Algunos triunfos de la visión transformadora en el país han sido: recuperar la sensibilidad de los marginados del país en el discurso público poniendo el problema de la pobreza en primer lugar; señalar errores de los reformadores en su proyecto de nación y concientizar, a la mala, a los altos empresarios de la importancia de buscar el bien del pueblo y no sólo el interés personal; una intensa disciplina fiscal, intentar crear una institución capacitada y centralizada para combatir el crimen organizado —que hasta ahora ha fracasado—; fomentar la identidad nacional a través de proyectos como la nueva escuela mexicana o la constitución moral; y criticar a la tecnocracia fría y la idea de meritocracia en los mandos de gobierno. Los logros han sido más teóricos que prácticos, lo único que puedo reconocerle positivamente a Andrés Manuel es que ha destapado con palabras —y sólo con palabras— realidades complejas del país que muchas veces eran olvidadas por los beneficiados de la visión reformista de nación.

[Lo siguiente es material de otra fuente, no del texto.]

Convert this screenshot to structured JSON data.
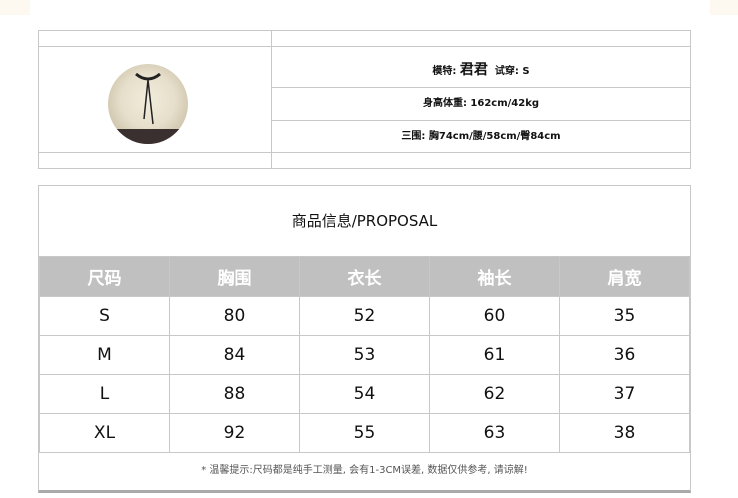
{
  "model_info": {
    "model_label": "模特:",
    "model_name": "君君",
    "tried_size": "试穿: S",
    "height_weight": "身高体重: 162cm/42kg",
    "measurements": "三围: 胸74cm/腰/58cm/臀84cm"
  },
  "size_chart": {
    "title": "商品信息/PROPOSAL",
    "headers": [
      "尺码",
      "胸围",
      "衣长",
      "袖长",
      "肩宽"
    ],
    "rows": [
      [
        "S",
        "80",
        "52",
        "60",
        "35"
      ],
      [
        "M",
        "84",
        "53",
        "61",
        "36"
      ],
      [
        "L",
        "88",
        "54",
        "62",
        "37"
      ],
      [
        "XL",
        "92",
        "55",
        "63",
        "38"
      ]
    ],
    "note": "* 温馨提示:尺码都是纯手工测量, 会有1-3CM误差, 数据仅供参考, 请谅解!"
  },
  "colors": {
    "header_bg": "#c0c0c0",
    "border": "#c8c8c8"
  }
}
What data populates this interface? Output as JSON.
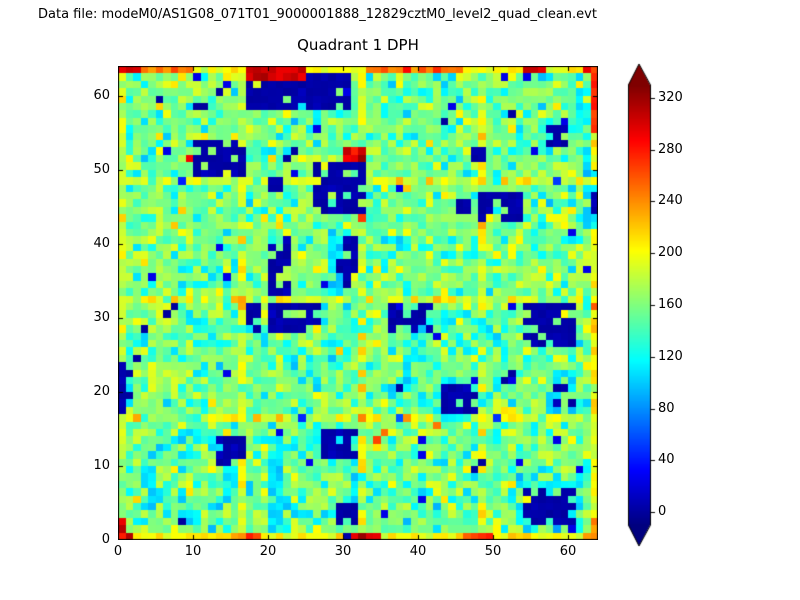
{
  "header": {
    "text": "Data file: modeM0/AS1G08_071T01_9000001888_12829cztM0_level2_quad_clean.evt"
  },
  "colors": {
    "background": "#ffffff",
    "text": "#000000",
    "axes": "#000000"
  },
  "chart_data": {
    "type": "heatmap",
    "title": "Quadrant 1 DPH",
    "grid": {
      "nx": 64,
      "ny": 64
    },
    "xlim": [
      0,
      64
    ],
    "ylim": [
      0,
      64
    ],
    "xticks": [
      0,
      10,
      20,
      30,
      40,
      50,
      60
    ],
    "yticks": [
      0,
      10,
      20,
      30,
      40,
      50,
      60
    ],
    "colormap": "jet",
    "colorbar": {
      "ticks": [
        0,
        40,
        80,
        120,
        160,
        200,
        240,
        280,
        320
      ],
      "vmin": -10,
      "vmax": 330,
      "extend": "both"
    },
    "background": {
      "mean": 158,
      "sd": 16,
      "seed": 42,
      "low_speckle_value": 112,
      "low_speckle_prob": 0.1,
      "high_speckle_value": 196,
      "high_speckle_prob": 0.07,
      "dark_speckle_value": 25,
      "dark_speckle_prob": 0.012
    },
    "module_boundaries": {
      "cols": [
        16,
        32,
        48
      ],
      "rows": [
        16,
        32,
        48
      ],
      "boost": 28
    },
    "edges": {
      "top_row": {
        "y": 63,
        "v": 195,
        "segments": [
          {
            "x0": 0,
            "x1": 2,
            "v": 295
          },
          {
            "x0": 3,
            "x1": 9,
            "v": 250
          },
          {
            "x0": 17,
            "x1": 24,
            "v": 300
          },
          {
            "x0": 33,
            "x1": 45,
            "v": 252
          },
          {
            "x0": 54,
            "x1": 56,
            "v": 300
          },
          {
            "x0": 62,
            "x1": 63,
            "v": 285
          }
        ]
      },
      "bottom_row": {
        "y": 0,
        "v": 200,
        "segments": [
          {
            "x0": 0,
            "x1": 1,
            "v": 308
          },
          {
            "x0": 15,
            "x1": 18,
            "v": 258
          },
          {
            "x0": 31,
            "x1": 34,
            "v": 298
          },
          {
            "x0": 46,
            "x1": 49,
            "v": 262
          },
          {
            "x0": 62,
            "x1": 63,
            "v": 252
          }
        ]
      },
      "left_col": {
        "x": 0,
        "v": 182,
        "segments": [
          {
            "y0": 0,
            "y1": 2,
            "v": 298
          }
        ]
      },
      "right_col": {
        "x": 63,
        "v": 200,
        "segments": [
          {
            "y0": 55,
            "y1": 63,
            "v": 272
          },
          {
            "y0": 0,
            "y1": 2,
            "v": 248
          }
        ]
      }
    },
    "rings": [
      {
        "cx": 9.5,
        "cy": 8.5,
        "r": 6.2,
        "thickness": 1.5,
        "v": 110,
        "p": 0.85
      },
      {
        "cx": 26.5,
        "cy": 8.5,
        "r": 6.0,
        "thickness": 1.5,
        "v": 112,
        "p": 0.8
      },
      {
        "cx": 45.0,
        "cy": 23.5,
        "r": 7.3,
        "thickness": 1.6,
        "v": 112,
        "p": 0.75
      }
    ],
    "features": [
      {
        "x": 17,
        "y": 58,
        "w": 14,
        "h": 5,
        "v": 0,
        "p": 0.9
      },
      {
        "x": 10,
        "y": 49,
        "w": 7,
        "h": 5,
        "v": 0,
        "p": 0.85
      },
      {
        "x": 20,
        "y": 47,
        "w": 2,
        "h": 2,
        "v": 0,
        "p": 1
      },
      {
        "x": 26,
        "y": 44,
        "w": 7,
        "h": 7,
        "v": 0,
        "p": 0.8
      },
      {
        "x": 30,
        "y": 51,
        "w": 3,
        "h": 2,
        "v": 298,
        "p": 0.8
      },
      {
        "x": 17,
        "y": 62,
        "w": 8,
        "h": 2,
        "v": 300,
        "p": 1
      },
      {
        "x": 48,
        "y": 43,
        "w": 6,
        "h": 4,
        "v": 0,
        "p": 0.85
      },
      {
        "x": 45,
        "y": 44,
        "w": 2,
        "h": 2,
        "v": 0,
        "p": 1
      },
      {
        "x": 62,
        "y": 42,
        "w": 2,
        "h": 9,
        "v": 105,
        "p": 0.8
      },
      {
        "x": 63,
        "y": 44,
        "w": 1,
        "h": 3,
        "v": 0,
        "p": 1
      },
      {
        "x": 20,
        "y": 33,
        "w": 3,
        "h": 8,
        "v": 0,
        "p": 0.65
      },
      {
        "x": 28,
        "y": 33,
        "w": 2,
        "h": 9,
        "v": 105,
        "p": 0.8
      },
      {
        "x": 29,
        "y": 34,
        "w": 3,
        "h": 7,
        "v": 0,
        "p": 0.7
      },
      {
        "x": 17,
        "y": 28,
        "w": 10,
        "h": 4,
        "v": 0,
        "p": 0.75
      },
      {
        "x": 36,
        "y": 28,
        "w": 6,
        "h": 4,
        "v": 0,
        "p": 0.8
      },
      {
        "x": 43,
        "y": 17,
        "w": 5,
        "h": 4,
        "v": 0,
        "p": 0.85
      },
      {
        "x": 54,
        "y": 26,
        "w": 7,
        "h": 6,
        "v": 0,
        "p": 0.85
      },
      {
        "x": 0,
        "y": 17,
        "w": 1,
        "h": 7,
        "v": 0,
        "p": 1
      },
      {
        "x": 57,
        "y": 17,
        "w": 5,
        "h": 5,
        "v": 110,
        "p": 0.55
      },
      {
        "x": 58,
        "y": 18,
        "w": 3,
        "h": 3,
        "v": 0,
        "p": 0.6
      },
      {
        "x": 13,
        "y": 10,
        "w": 4,
        "h": 4,
        "v": 0,
        "p": 0.85
      },
      {
        "x": 20,
        "y": 1,
        "w": 2,
        "h": 13,
        "v": 110,
        "p": 0.9
      },
      {
        "x": 27,
        "y": 11,
        "w": 5,
        "h": 4,
        "v": 0,
        "p": 0.85
      },
      {
        "x": 29,
        "y": 0,
        "w": 3,
        "h": 5,
        "v": 0,
        "p": 0.75
      },
      {
        "x": 53,
        "y": 1,
        "w": 9,
        "h": 8,
        "v": 110,
        "p": 0.35
      },
      {
        "x": 54,
        "y": 2,
        "w": 7,
        "h": 5,
        "v": 0,
        "p": 0.85
      },
      {
        "x": 57,
        "y": 53,
        "w": 3,
        "h": 3,
        "v": 0,
        "p": 0.7
      },
      {
        "x": 61,
        "y": 55,
        "w": 2,
        "h": 6,
        "v": 110,
        "p": 0.7
      },
      {
        "x": 47,
        "y": 51,
        "w": 2,
        "h": 2,
        "v": 0,
        "p": 1
      }
    ],
    "spots": [
      [
        5,
        59,
        0
      ],
      [
        10,
        58,
        0
      ],
      [
        11,
        58,
        0
      ],
      [
        13,
        60,
        0
      ],
      [
        43,
        56,
        0
      ],
      [
        52,
        57,
        0
      ],
      [
        26,
        57,
        115
      ],
      [
        40,
        60,
        115
      ],
      [
        9,
        51,
        290
      ],
      [
        22,
        51,
        0
      ],
      [
        23,
        52,
        0
      ],
      [
        32,
        43,
        268
      ],
      [
        63,
        31,
        258
      ],
      [
        3,
        28,
        0
      ],
      [
        6,
        30,
        0
      ],
      [
        7,
        31,
        0
      ],
      [
        2,
        24,
        0
      ],
      [
        1,
        19,
        0
      ],
      [
        1,
        22,
        0
      ],
      [
        34,
        13,
        265
      ],
      [
        35,
        14,
        250
      ],
      [
        42,
        15,
        248
      ],
      [
        47,
        9,
        0
      ],
      [
        48,
        10,
        0
      ],
      [
        61,
        8,
        115
      ],
      [
        62,
        9,
        115
      ],
      [
        51,
        21,
        0
      ],
      [
        52,
        22,
        0
      ],
      [
        37,
        20,
        0
      ],
      [
        8,
        2,
        0
      ],
      [
        44,
        5,
        115
      ]
    ]
  }
}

En las elecciones de 2024 se confrontan estas dos visiones de nación. El PRI, PAN y PRD intentarán, en un gobierno de coalición llamado el Frente, defender lo que construyeron en tantos años y que consideran que los transformadores ponen en riesgo. La diferencia con las elecciones de 2018 es que ahora la ciudadanía tiene un punto de comparación y puede comprender que lo que se juega este año es qué tipo de país queremos construir. En 2018 el misticismo y el hartazgo rodeaban a Morena, pero ahora, con sus diminutas victorias y con sus derrotas tendrán que enfrentarse a quienes intentarán defender lo que consideran de ellos. Es llamativo que los partidos reformadores hayan lanzado como candidatos a los protagonistas de las primeras reformas modernizadoras del país para defender las instituciones que ellos construyeron. Manlio Fabio Beltrones, artífice de la transición con la creación del IFE, CNDH, reformas electorales, entre otros organismos autónomos, volverá a una elección como candidato al Senado por Sonora intentando defender los avances que considera que el Gobierno en el poder está destruyendo. En Sinaloa, Mario López Valdez también competirá por el Senado para defender las reformas que él ayudó a construir.
El Frente ha entendido que si quiere competir en esta elección tiene que reconocer los errores de su proyecto de transición que ha durado más de 18 años y que fue pausado por los transformadores. El Frente, ante todo, tendrá que recordarle al pueblo todos los logros que nos llevaron a la creación de una democracia incipiente con cierta bonanza económica. Morena, por su parte, con algunos fracasos acumulados y sin el carisma de su fundador en las boletas, tendrá que explicar por qué no han podido solucionar los problemas que tanto le criticaron a los reformadores, seguramente dirán que porque sólo llevan 6 años en el poder y la transformación requiere de más tiempo.
Ante tanta incertidumbre lo que sí te puedo decir, querido lector, es que es mejor el pluralismo político que la centralización del poder. En esta elección te invito a votar inteligente, informado y pluralmente. Hoy más que nunca México necesita que aportemos y defendamos a nuestra imperfecta e incipiente democracia que sigue en construcción y de la que hemos aprendido por las malas cómo perfeccionarla.